I know what you guys are all thinking when you read my crazy stuff below: "That guy is crazy as fuck" My reply? Yeah I admit it, I get crazy as fuck when I and two or more ladies fuck for more than eight hours, my life is so sad. Anyway... I am chillaxing again, getting old here, not sure if I can go another round, soon I am gonna have to lie down and let the ladies do some work too... Wish me luck girls! Guys go fuck yourself its all you got. Anyway, I saw this famous book today: ALPHA MAN: LEADER OF MEN. I Lolled, someday I am gonna write ALPHA MAN: LEADER OF WOMEN TO YOUR BED... YOu might learn something girls... Where I live and stuff ;) You see I dont even lead them here anymore, they come to me! AND IN RETURN I COME IN THEM! AND THEY COME FOR ME! AND WITH EACH OTHE... ...Bitch opened the window (not my wife, our bitch) I am sweaty, the bedsheets are wet and... Rebecca is nice and all, cutest girl ever loved anal, but damn she is stupid. Sorry Harris, but you know your sistah has more curves than a racetrack... Harris if you ever read this, stop calling me SON all the time my bro from another ho. My point Harris, is that regardless of your sistah being smart maybe just pretending to be stupid, a girl with the face of an angel and the body of the goddess of sex dont need to use her brains DAD! YOU KNOW DAD! I JUST FUCKED YOUR SISTER DAD! CAN YOU HEAR HOW WRONG IT IS! YOU CANT CALL ME SON LIKE DAT!

what goes up and down , side to side all the time? a compass get your mind out of the gudder.

MAN: Did it hurt? WOMAN: Did what hurt? MAN: Did it hurt when you fell out of heaven? WOMAN: Did it hurt when you were dropped as a baby?

If i don't have sex in 30 seconds i'll have to kiss you

guy:do you know how much a polar bear weighs? girl: ..no, how much?? guy:i dunno but probly not as much as you

Hey babe, are your parents arseholes? Because your the shit.

Roses are red violets are blue i got a gun get in the van!

why are you you touching me ????

Male: Did it hurt??? Female: What, when I fell from heaven? Male: No, the first time you did anal!!!

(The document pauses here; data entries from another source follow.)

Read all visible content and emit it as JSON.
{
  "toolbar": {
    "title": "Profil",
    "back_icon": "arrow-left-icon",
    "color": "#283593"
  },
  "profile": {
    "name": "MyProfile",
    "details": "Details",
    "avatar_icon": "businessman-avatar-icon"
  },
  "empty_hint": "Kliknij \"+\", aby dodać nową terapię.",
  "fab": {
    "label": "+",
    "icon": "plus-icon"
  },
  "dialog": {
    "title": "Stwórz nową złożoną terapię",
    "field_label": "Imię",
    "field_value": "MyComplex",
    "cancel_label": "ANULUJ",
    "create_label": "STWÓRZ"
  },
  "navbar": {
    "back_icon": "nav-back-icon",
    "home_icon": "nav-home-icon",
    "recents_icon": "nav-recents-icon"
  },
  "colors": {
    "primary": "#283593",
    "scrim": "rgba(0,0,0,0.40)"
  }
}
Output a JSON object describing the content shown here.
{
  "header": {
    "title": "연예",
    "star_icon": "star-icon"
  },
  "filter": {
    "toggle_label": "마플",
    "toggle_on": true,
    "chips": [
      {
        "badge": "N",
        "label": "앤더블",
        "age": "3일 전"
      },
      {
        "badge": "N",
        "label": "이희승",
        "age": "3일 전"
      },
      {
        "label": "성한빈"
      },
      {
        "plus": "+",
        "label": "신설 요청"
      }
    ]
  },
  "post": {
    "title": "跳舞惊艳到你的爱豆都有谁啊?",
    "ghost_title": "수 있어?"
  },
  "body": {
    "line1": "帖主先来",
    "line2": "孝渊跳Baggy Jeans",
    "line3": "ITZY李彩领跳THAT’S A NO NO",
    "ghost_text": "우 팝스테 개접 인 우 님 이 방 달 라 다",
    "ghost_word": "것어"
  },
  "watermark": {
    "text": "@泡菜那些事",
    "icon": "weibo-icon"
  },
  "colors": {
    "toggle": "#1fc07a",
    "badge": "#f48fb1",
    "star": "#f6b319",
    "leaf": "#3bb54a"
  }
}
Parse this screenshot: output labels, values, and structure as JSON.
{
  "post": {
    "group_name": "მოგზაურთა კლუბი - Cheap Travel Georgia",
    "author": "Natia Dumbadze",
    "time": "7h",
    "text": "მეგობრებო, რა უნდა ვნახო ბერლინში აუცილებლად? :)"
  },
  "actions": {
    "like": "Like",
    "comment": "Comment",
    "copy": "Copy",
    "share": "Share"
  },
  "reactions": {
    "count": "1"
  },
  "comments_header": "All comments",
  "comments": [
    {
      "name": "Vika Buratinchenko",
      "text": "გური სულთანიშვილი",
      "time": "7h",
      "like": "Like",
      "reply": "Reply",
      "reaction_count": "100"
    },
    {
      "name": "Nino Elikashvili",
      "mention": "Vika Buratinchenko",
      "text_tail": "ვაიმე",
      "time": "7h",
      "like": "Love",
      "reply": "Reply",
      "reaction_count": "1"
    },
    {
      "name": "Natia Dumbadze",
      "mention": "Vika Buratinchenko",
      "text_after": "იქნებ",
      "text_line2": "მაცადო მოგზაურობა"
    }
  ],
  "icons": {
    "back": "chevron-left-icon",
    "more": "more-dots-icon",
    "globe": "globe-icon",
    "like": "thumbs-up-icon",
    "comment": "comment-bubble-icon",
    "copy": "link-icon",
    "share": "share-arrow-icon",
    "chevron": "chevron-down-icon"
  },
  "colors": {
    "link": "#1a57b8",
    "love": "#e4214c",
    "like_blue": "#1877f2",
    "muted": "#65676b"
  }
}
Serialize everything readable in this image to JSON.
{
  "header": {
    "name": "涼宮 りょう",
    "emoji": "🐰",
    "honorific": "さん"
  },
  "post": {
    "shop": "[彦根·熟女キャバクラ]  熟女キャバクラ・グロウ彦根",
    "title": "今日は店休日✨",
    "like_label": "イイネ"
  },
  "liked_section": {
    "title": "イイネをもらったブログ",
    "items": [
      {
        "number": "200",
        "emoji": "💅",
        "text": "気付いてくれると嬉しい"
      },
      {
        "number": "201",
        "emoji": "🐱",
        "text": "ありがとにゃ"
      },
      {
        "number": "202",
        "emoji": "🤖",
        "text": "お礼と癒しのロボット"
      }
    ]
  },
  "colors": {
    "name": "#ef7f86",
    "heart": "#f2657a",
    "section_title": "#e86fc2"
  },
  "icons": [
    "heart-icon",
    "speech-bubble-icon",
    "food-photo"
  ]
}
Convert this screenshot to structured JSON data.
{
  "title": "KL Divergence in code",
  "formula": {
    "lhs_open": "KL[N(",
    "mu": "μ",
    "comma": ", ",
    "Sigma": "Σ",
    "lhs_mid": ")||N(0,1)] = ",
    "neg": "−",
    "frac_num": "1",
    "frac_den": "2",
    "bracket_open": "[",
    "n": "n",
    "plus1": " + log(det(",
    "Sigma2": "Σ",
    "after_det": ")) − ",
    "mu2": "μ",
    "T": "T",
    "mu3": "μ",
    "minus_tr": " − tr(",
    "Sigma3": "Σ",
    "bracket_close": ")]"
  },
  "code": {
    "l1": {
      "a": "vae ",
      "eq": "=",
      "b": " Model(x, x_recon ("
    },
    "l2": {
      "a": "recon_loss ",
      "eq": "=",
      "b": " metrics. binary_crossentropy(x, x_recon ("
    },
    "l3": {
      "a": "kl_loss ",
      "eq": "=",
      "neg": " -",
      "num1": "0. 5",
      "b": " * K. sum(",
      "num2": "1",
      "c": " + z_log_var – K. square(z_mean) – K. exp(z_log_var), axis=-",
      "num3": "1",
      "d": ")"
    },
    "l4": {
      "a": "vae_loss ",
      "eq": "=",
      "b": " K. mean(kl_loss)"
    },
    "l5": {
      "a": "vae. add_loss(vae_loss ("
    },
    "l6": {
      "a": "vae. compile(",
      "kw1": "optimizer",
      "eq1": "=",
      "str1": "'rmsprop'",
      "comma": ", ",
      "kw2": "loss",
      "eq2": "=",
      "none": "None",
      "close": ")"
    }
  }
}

"Are you my Appendix? Because I have a funny feeling in my stomach that makes me feel like I should take you out." "I charge $80 with anesthesia, $40 without."

Hey girl, I heard you are a lesbian! So which part of lesbia are you from? Moral: Geography is overrated, he got laid.

hey, your cute. hey, your not.

—do you believe in love at first sight or shall I come back again? —no, and I think you shall not come back ever.

Hi, my name is Justin Bieber

Hey, I your dad a baker?...Cuz it would be really cool if he were a baker.

Anti-Pickup Line

A collection of responses to pickup lines, and just bad ones in general!